Ma è una sensazione ambivalente, da un lato voglio essere guardato e voglio spogliarmi di tutto, dall’altro mi ritraggo, mi rannicchio, mi nascondo dall’occhio di chi guarda. 
È la stessa sensazione che provo sul palco e in generale quando condivido questa musica. E sono arroccato su questo scoglio che è un punto fermo della mia vita, è qualcosa di immutabile, di perfetto, la mia radice che mi riporta a terra e mi salva dall’abisso. Come la copertina del singolo “Libera”, avevamo come reference proprio i quadri di Friedrich, perché li amo follemente da quando li scoprii al liceo: guardando quelle immagini mi è sempre venuto un nodo allo stomaco, un desiderio feroce di voler essere quella figura umana in mezzo all’assoluto, la paura di venire schiacciati e la sensazione sublime di cosa è la vita realmente. Ed è stata anche la stessa tensione che ho provato a riportare nella musica, questo senso di epicità e di ascesa, di magnifica grandezza, di un mondo interiore che esplode e si fonde con la natura selvaggia, con il mare che ti abbraccia e ti accoglie ma che ti può anche inghiottire e distruggere.

Avete scritto che “il cerchio è una spirale e stiamo andando su”. Ci sono studi che dicono che, se le popolazioni anglofone e sassoni si esprimono in modo lineare (diretti come treni da A a B) e quelle latine tendono a fare incisi, ma non troppi (da A a C per arrivare a B), sono quelle arabe e asiatiche che hanno una costruzione linguistica a spirale. Sono tutti modi per capire come funziona la nostra testa. Nella vostra testa ci sono spirali, o andate da A a B?
Non lo sapevo! Sono andato a leggermi qualcosa sul tema, molto affascinante. Ora che ci penso hai trovato una chiave di lettura ulteriore per questo album, perché in effetti la costruzione all’interno dei brani, e in generale dall’inizio alla fine del disco, l’ho concepita come una spirale ascendente che parte da un buco nero e va verso l’alto, verso il cielo, verso una luce infinita.
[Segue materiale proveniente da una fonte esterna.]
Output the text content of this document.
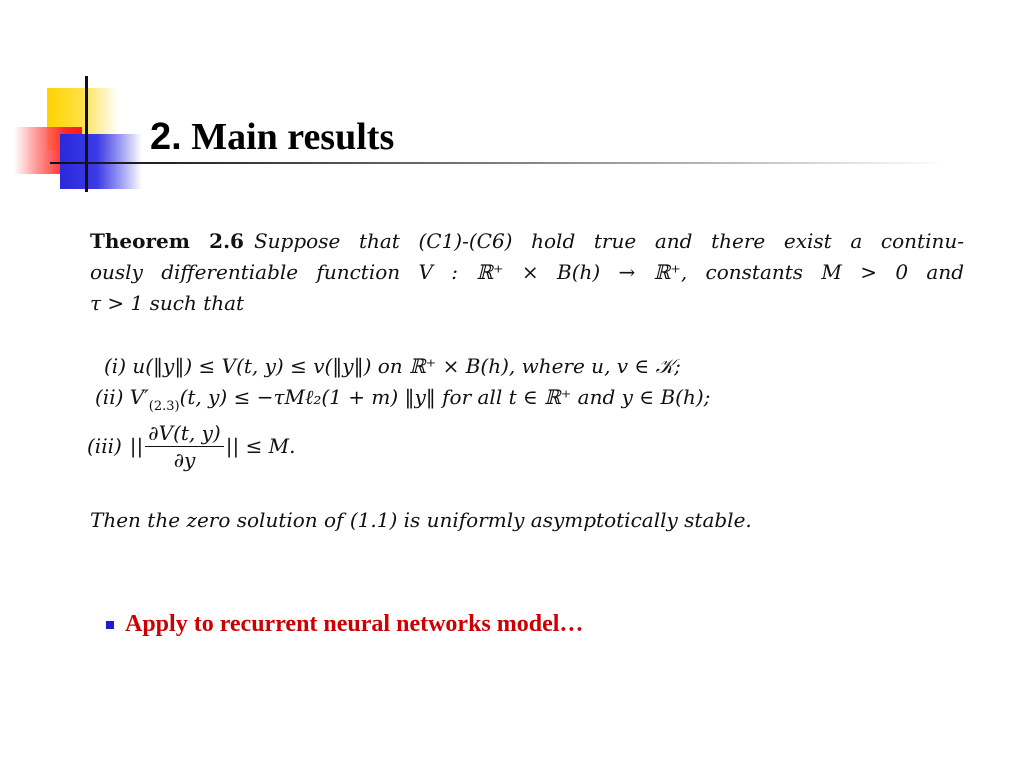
2. Main results
Theorem 2.6 Suppose that (C1)-(C6) hold true and there exist a continu-
ously differentiable function V : ℝ⁺ × B(h) → ℝ⁺, constants M > 0 and
τ > 1 such that
(i) u(‖y‖) ≤ V(t, y) ≤ v(‖y‖) on ℝ⁺ × B(h), where u, v ∈ 𝒦;
(ii) $V'_{(2.3)}(t$, y) ≤ −τMℓ₂(1 + m) ‖y‖ for all t ∈ ℝ⁺ and y ∈ B(h);
(iii) || $\frac{\partial V(t, y)}{\partial y}$ || ≤ M.
Then the zero solution of (1.1) is uniformly asymptotically stable.
Apply to recurrent neural networks model…
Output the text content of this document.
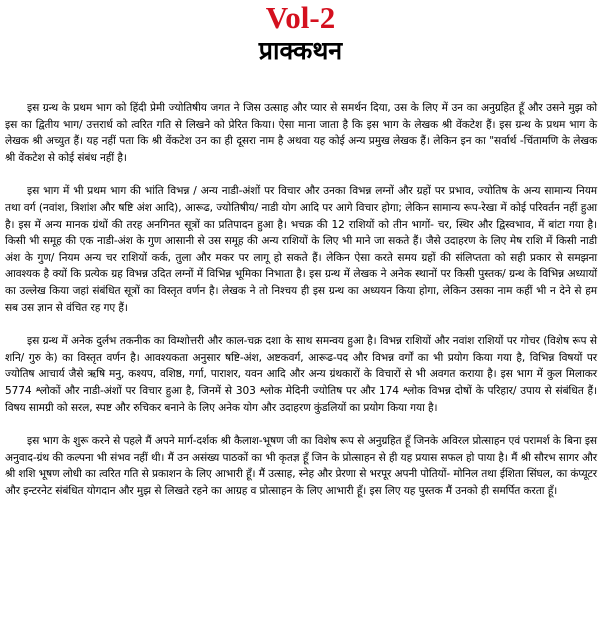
Vol-2
प्राक्कथन

इस ग्रन्थ के प्रथम भाग को हिंदी प्रेमी ज्योतिषीय जगत ने जिस उत्साह और प्यार से समर्थन दिया, उस के लिए में उन का अनुग्रहित हूँ और उसने मुझ को इस का द्वितीय भाग/ उत्तरार्ध को त्वरित गति से लिखने को प्रेरित किया। ऐसा माना जाता है कि इस भाग के लेखक श्री वेंकटेश हैं। इस ग्रन्थ के प्रथम भाग के लेखक श्री अच्युत हैं। यह नहीं पता कि श्री वेंकटेश उन का ही दूसरा नाम है अथवा यह कोई अन्य प्रमुख लेखक हैं। लेकिन इन का "सर्वार्थ -चिंतामणि के लेखक श्री वेंकटेश से कोई संबंध नहीं है।

इस भाग में भी प्रथम भाग की भांति विभन्न / अन्य नाडी-अंशों पर विचार और उनका विभन्न लग्नों और ग्रहों पर प्रभाव, ज्योतिष के अन्य सामान्य नियम तथा वर्ग (नवांश, त्रिशांश और षष्टि अंश आदि), आरूढ, ज्योतिषीय/ नाडी योग आदि पर आगे विचार होगा; लेकिन सामान्य रूप-रेखा में कोई परिवर्तन नहीं हुआ है। इस में अन्य मानक ग्रंथों की तरह अनगिनत सूत्रों का प्रतिपादन हुआ है। भचक्र की 12 राशियों को तीन भागों- चर, स्थिर और द्विस्वभाव, में बांटा गया है। किसी भी समूह की एक नाडी-अंश के गुण आसानी से उस समूह की अन्य राशियों के लिए भी माने जा सकते हैं। जैसे उदाहरण के लिए मेष राशि में किसी नाडी अंश के गुण/ नियम अन्य चर राशियों कर्क, तुला और मकर पर लागू हो सकते हैं। लेकिन ऐसा करते समय ग्रहों की संलिप्तता को सही प्रकार से समझना आवश्यक है क्यों कि प्रत्येक ग्रह विभन्न उदित लग्नों में विभिन्न भूमिका निभाता है। इस ग्रन्थ में लेखक ने अनेक स्थानों पर किसी पुस्तक/ ग्रन्थ के विभिन्न अध्यायों का उल्लेख किया जहां संबंधित सूत्रों का विस्तृत वर्णन है। लेखक ने तो निश्चय ही इस ग्रन्थ का अध्ययन किया होगा, लेकिन उसका नाम कहीं भी न देने से हम सब उस ज्ञान से वंचित रह गए हैं।

इस ग्रन्थ में अनेक दुर्लभ तकनीक का विम्शोत्तरी और काल-चक्र दशा के साथ समन्वय हुआ है। विभन्न राशियों और नवांश राशियों पर गोचर (विशेष रूप से शनि/ गुरु के) का विस्तृत वर्णन है। आवश्यकता अनुसार षष्टि-अंश, अष्टकवर्ग, आरूढ-पद और विभन्न वर्गों का भी प्रयोग किया गया है, विभिन्न विषयों पर ज्योतिष आचार्य जैसे ऋषि मनु, कश्यप, वशिष्ठ, गर्गा, पाराशर, यवन आदि और अन्य ग्रंथकारों के विचारों से भी अवगत कराया है। इस भाग में कुल मिलाकर 5774 श्लोकों और नाडी-अंशों पर विचार हुआ है, जिनमें से 303 श्लोक मेदिनी ज्योतिष पर और 174 श्लोक विभन्न दोषों के परिहार/ उपाय से संबंधित हैं। विषय सामग्री को सरल, स्पष्ट और रुचिकर बनाने के लिए अनेक योग और उदाहरण कुंडलियों का प्रयोग किया गया है।

इस भाग के शुरू करने से पहले मैं अपने मार्ग-दर्शक श्री कैलाश-भूषण जी का विशेष रूप से अनुग्रहित हूँ जिनके अविरल प्रोत्साहन एवं परामर्श के बिना इस अनुवाद-ग्रंथ की कल्पना भी संभव नहीं थी। मैं उन असंख्य पाठकों का भी कृतज्ञ हूँ जिन के प्रोत्साहन से ही यह प्रयास सफल हो पाया है। मैं श्री सौरभ सागर और श्री शशि भूषण लोधी का त्वरित गति से प्रकाशन के लिए आभारी हूँ। मैं उत्साह, स्नेह और प्रेरणा से भरपूर अपनी पोतियों- मोनिल तथा ईशिता सिंघल, का कंप्यूटर और इन्टरनेट संबंधित योगदान और मुझ से लिखते रहने का आग्रह व प्रोत्साहन के लिए आभारी हूँ। इस लिए यह पुस्तक मैं उनको ही समर्पित करता हूँ।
Probabilmente anche le parole vanno un lungo viaggio a spirale per raccontare all’ascoltatore ciò che voglio dire veramente, che si manifesta probabilmente solo nell’ultimo brano del disco. Durante l’ascolto ci sono tanti tasselli, come frammenti di un puzzle, che piano piano iniziano ad acquisire senso. E sì, la frase “siamo in cerchio a girare / ma non lo penso più / il cerchio è una spirale e stiamo andando su” arriva come una sintesi finale del disco.
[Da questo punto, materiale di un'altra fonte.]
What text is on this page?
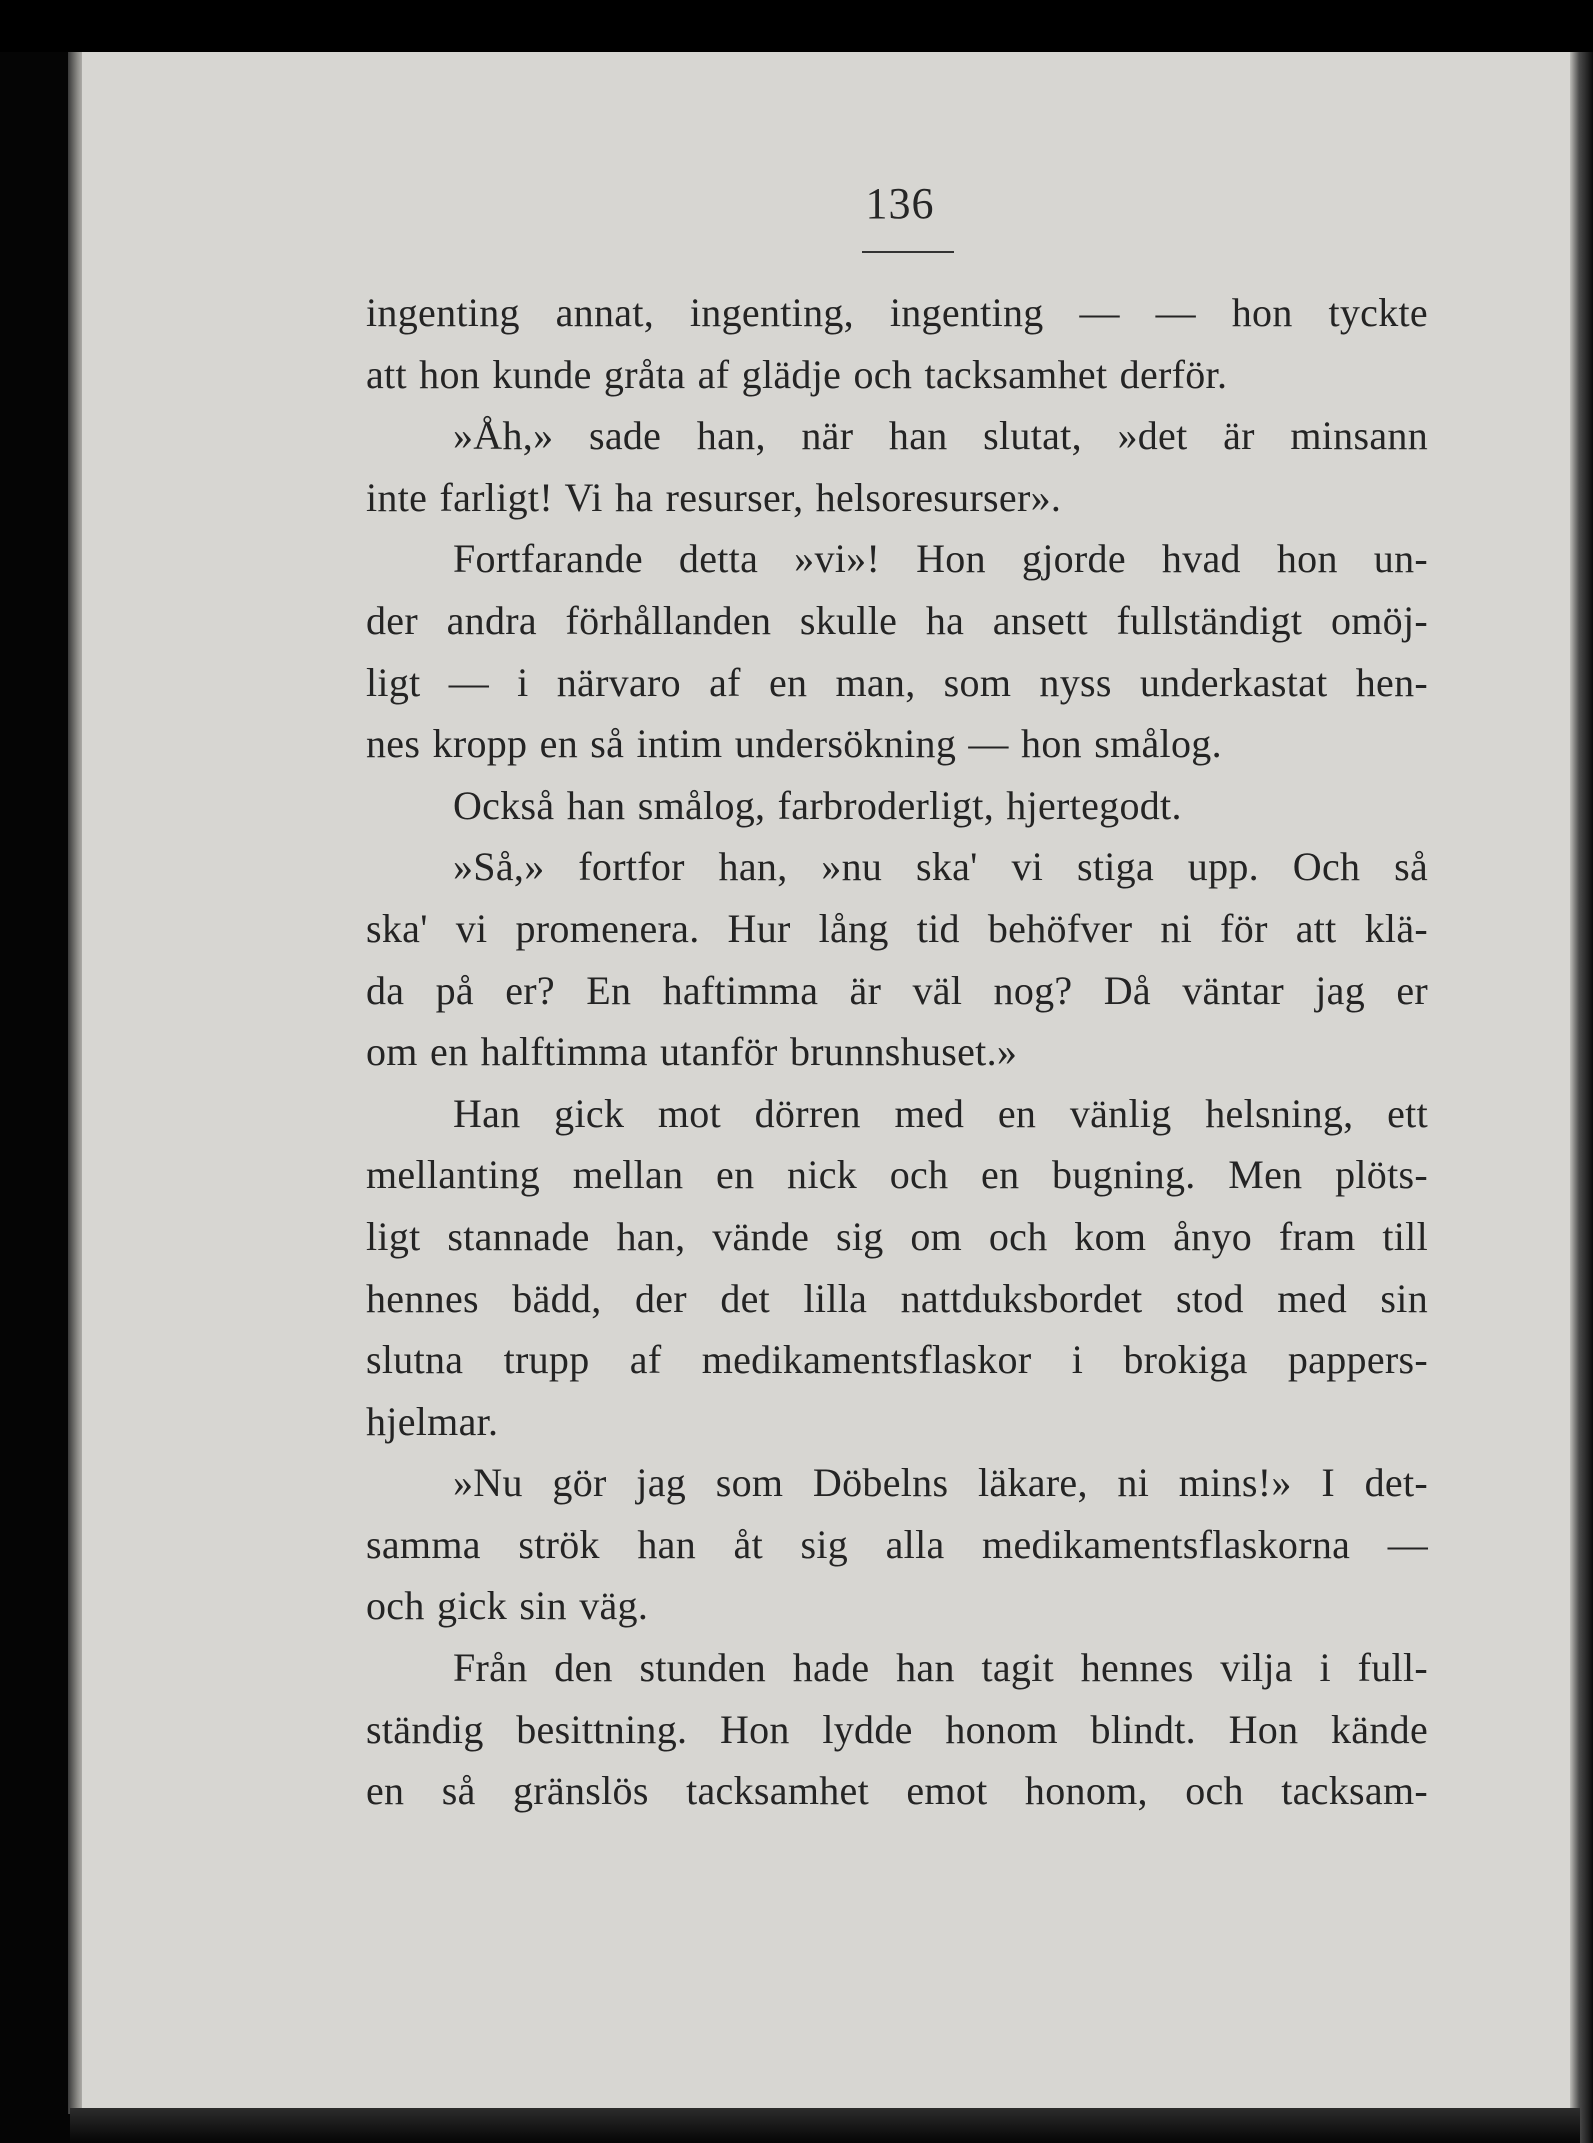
136
ingenting annat, ingenting, ingenting — — hon tyckte
att hon kunde gråta af glädje och tacksamhet derför.
»Åh,» sade han, när han slutat, »det är minsann
inte farligt! Vi ha resurser, helsoresurser».
Fortfarande detta »vi»! Hon gjorde hvad hon un-
der andra förhållanden skulle ha ansett fullständigt omöj-
ligt — i närvaro af en man, som nyss underkastat hen-
nes kropp en så intim undersökning — hon smålog.
Också han smålog, farbroderligt, hjertegodt.
»Så,» fortfor han, »nu ska' vi stiga upp. Och så
ska' vi promenera. Hur lång tid behöfver ni för att klä-
da på er? En haftimma är väl nog? Då väntar jag er
om en halftimma utanför brunnshuset.»
Han gick mot dörren med en vänlig helsning, ett
mellanting mellan en nick och en bugning. Men plöts-
ligt stannade han, vände sig om och kom ånyo fram till
hennes bädd, der det lilla nattduksbordet stod med sin
slutna trupp af medikamentsflaskor i brokiga pappers-
hjelmar.
»Nu gör jag som Döbelns läkare, ni mins!» I det-
samma strök han åt sig alla medikamentsflaskorna —
och gick sin väg.
Från den stunden hade han tagit hennes vilja i full-
ständig besittning. Hon lydde honom blindt. Hon kände
en så gränslös tacksamhet emot honom, och tacksam-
Una costante sensazione nella mia vita (che poi provavo a rappresentare nelle canzoni) era quella di andare sempre in cerchio, di ritornare sempre sugli stessi errori e gli stessi pattern, che tutto si ripetesse senza uguale come una condanna. C’era anche uno dei nostri primi brani che si chiamava Oroboro, il serpente che si mangia la coda, che simboleggia proprio questo. Invece in questo disco ho avuto un cambio di prospettiva; questo percorso che stiamo facendo visto con occhi diversi è una spirale, e questa spirale ci sta portando in su. È un modo per dire che tutto ciò che pensiamo di fare nello stesso modo, le esperienze e le emozioni che viviamo ciclicamente, in realtà sono sempre diverse perché avvengono a un nostro io diverso, cresciuto, arricchito proprio di quelle esperienze passate.
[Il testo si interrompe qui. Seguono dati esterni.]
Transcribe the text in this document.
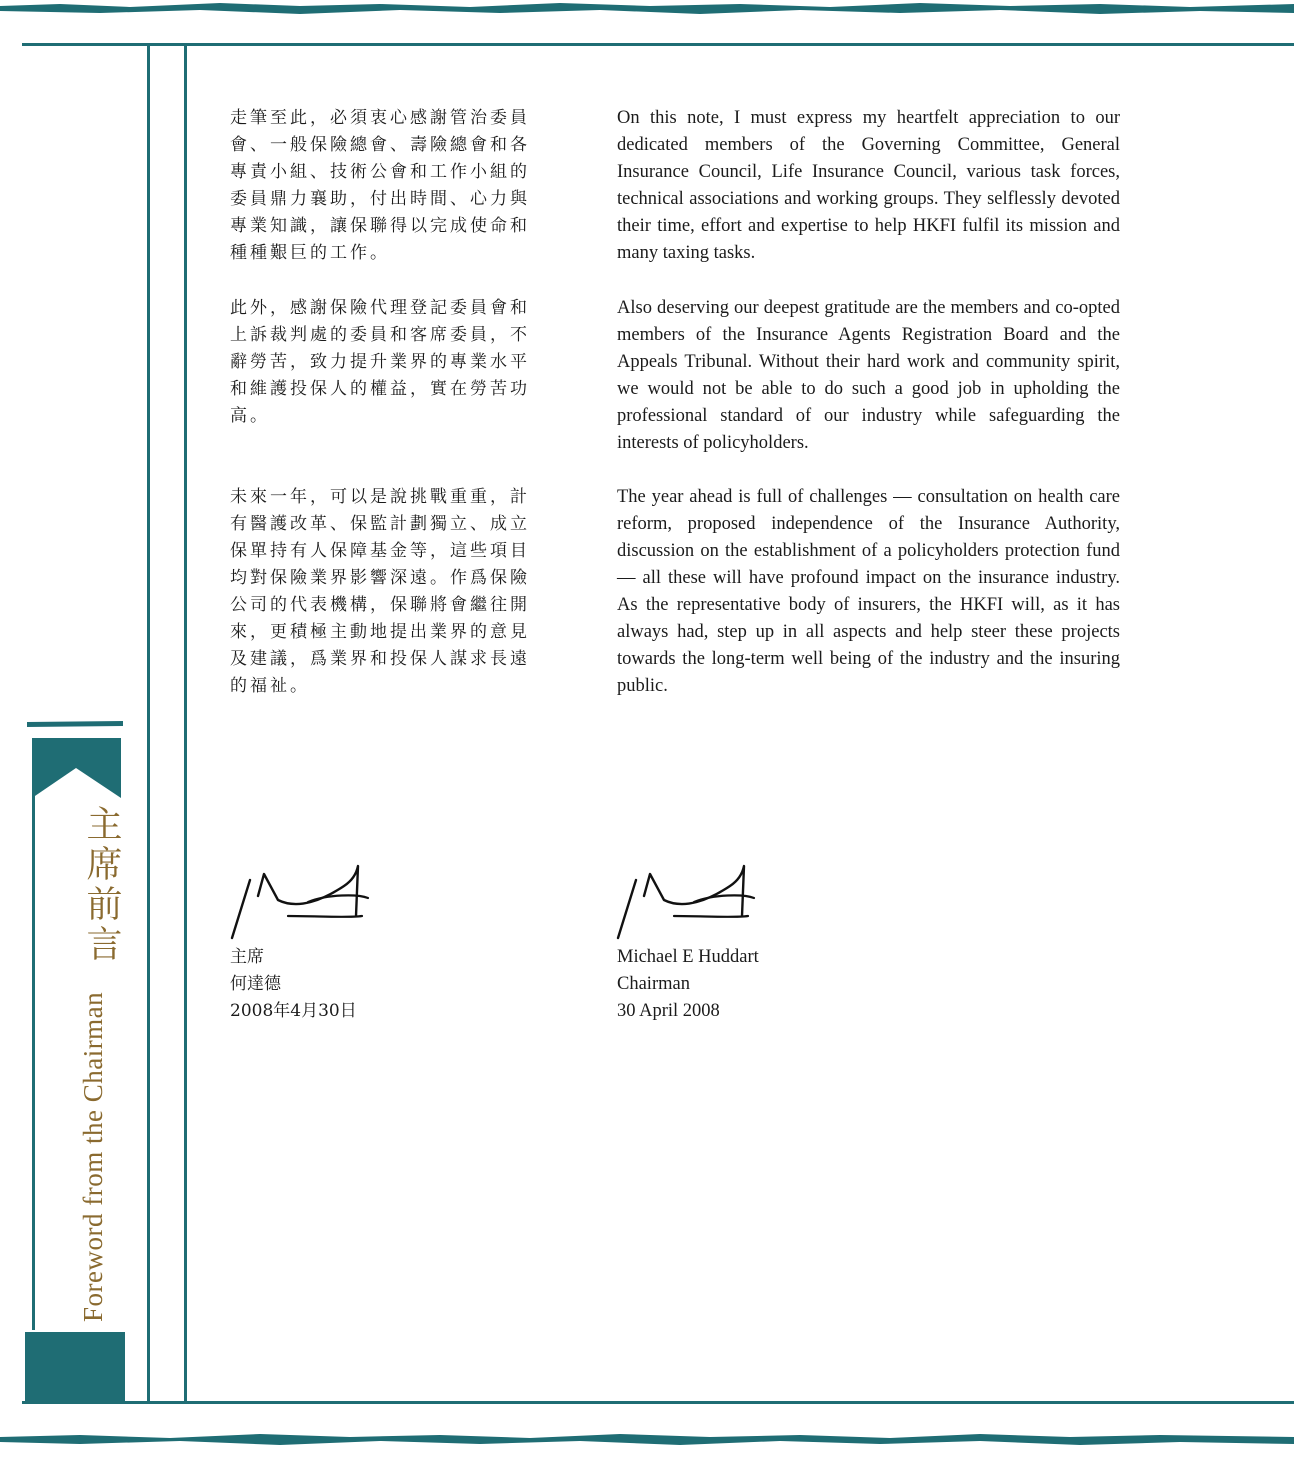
主席前言
Foreword from the Chairman
5
走筆至此，必須衷心感謝管治委員會、一般保險總會、壽險總會和各專責小組、技術公會和工作小組的委員鼎力襄助，付出時間、心力與專業知識，讓保聯得以完成使命和種種艱巨的工作。
此外，感謝保險代理登記委員會和上訴裁判處的委員和客席委員，不辭勞苦，致力提升業界的專業水平和維護投保人的權益，實在勞苦功高。
未來一年，可以是說挑戰重重，計有醫護改革、保監計劃獨立、成立保單持有人保障基金等，這些項目均對保險業界影響深遠。作爲保險公司的代表機構，保聯將會繼往開來，更積極主動地提出業界的意見及建議，爲業界和投保人謀求長遠的福祉。
On this note, I must express my heartfelt appreciation to our dedicated members of the Governing Committee, General Insurance Council, Life Insurance Council, various task forces, technical associations and working groups. They selflessly devoted their time, effort and expertise to help HKFI fulfil its mission and many taxing tasks.
Also deserving our deepest gratitude are the members and co-opted members of the Insurance Agents Registration Board and the Appeals Tribunal. Without their hard work and community spirit, we would not be able to do such a good job in upholding the professional standard of our industry while safeguarding the interests of policyholders.
The year ahead is full of challenges — consultation on health care reform, proposed independence of the Insurance Authority, discussion on the establishment of a policyholders protection fund — all these will have profound impact on the insurance industry. As the representative body of insurers, the HKFI will, as it has always had, step up in all aspects and help steer these projects towards the long-term well being of the industry and the insuring public.
主席
何達德
2008年4月30日
Michael E Huddart
Chairman
30 April 2008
È ciò che succede musicalmente, ogni brano in fin dei conti è un lungo crescendo con un’esplosione finale, e quello che sembra un loop inesorabile che non può finire mai (tipo la seconda parte di “casa stanza letto dormi”), in realtà cresce impercettibilmente, sempre di più, fino a quella che può essere interpretata come una distruzione e una morte, ma per me è una deflagrazione catartica, è un essere inglobati dalla luce.

Avete costruito il disco come fosse una sceneggiatura: vi piacerebbe, però, scrivere musica per un film? E per che tipo di film?
Moltissimo. Ho sempre scritto musica immaginandomi delle scene, avremmo fatto un film del disco ambientato a Quercianella con ogni brano rappresentato visivamente nei minimi dettagli, se avessimo avuto soldi (ahah.)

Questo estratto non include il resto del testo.